The Duke knew he was beaten. His grandmother knew that if she pressed him, his defenses would fold like conscripts beneath French cavalry sabers. He worried about her, and the older she became, the sourer and more lost her overall attitude. The only things that seemed to ease it was time with Kaitlin and listening to the piano. Now it seemed she had found another; the care and well-being of this woman from the rain.

“Very well,” he gave in. “When I return, we shall have the truth of it.”

“Of course,” she said, smiling wide, then something went out of her head, as it always did eventually, and she looked to Neil, puzzling. “Have you found my hand mirror?” she asked, somberly.

“No, Grandmother, but Thomas is looking for it.” Neil’s heart fell through his chest at her lapse. “Now I must be to bed, for as you have kindly reminded me, I must travel to London on the morrow.
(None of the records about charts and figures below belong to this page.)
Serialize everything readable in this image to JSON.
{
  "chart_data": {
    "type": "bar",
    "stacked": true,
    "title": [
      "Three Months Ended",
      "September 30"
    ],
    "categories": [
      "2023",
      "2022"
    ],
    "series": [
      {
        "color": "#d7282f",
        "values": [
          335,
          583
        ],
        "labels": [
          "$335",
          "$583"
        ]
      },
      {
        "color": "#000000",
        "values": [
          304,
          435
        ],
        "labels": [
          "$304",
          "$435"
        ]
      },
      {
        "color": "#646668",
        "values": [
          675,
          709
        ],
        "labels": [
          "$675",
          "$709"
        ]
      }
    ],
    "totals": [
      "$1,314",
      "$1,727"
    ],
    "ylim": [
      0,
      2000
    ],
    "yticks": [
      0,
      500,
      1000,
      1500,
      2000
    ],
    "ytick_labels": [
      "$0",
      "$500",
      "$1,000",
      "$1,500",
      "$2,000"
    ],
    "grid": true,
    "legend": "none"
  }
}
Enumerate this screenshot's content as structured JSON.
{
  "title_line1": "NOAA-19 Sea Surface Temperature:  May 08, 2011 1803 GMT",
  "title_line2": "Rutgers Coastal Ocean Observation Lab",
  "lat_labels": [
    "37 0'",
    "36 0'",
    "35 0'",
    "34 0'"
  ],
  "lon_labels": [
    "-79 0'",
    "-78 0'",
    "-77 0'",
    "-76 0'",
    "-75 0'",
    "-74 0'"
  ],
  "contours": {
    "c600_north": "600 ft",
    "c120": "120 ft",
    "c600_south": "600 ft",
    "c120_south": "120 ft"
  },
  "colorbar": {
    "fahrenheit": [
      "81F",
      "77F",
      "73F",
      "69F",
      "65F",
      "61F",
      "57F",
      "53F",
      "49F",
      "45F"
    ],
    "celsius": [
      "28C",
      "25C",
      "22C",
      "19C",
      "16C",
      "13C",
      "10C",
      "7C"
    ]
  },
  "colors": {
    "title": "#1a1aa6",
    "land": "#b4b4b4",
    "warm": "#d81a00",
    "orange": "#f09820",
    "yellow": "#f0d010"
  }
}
Goodnight, dear Grandmother,” he said dramatically and fumbled his way off to question Ruth about Phyllis, then to bed.

As he lay there, in his feather bed made up with silk sheets, gazing up the intricate woodwork that adorned the bedposts, his mind would not slumber. Each time he closed his eyes he saw the woman falling from the carriage, and her pale, freezing frame seemed stuck in his mind’s eye.

While he slowly drifted off to sleep, he asked the same question again and again. Who was she? And where had she come from? The mystery of it all consumed his thoughts as he dozed off, and still, her face lingered in his mind’s eye.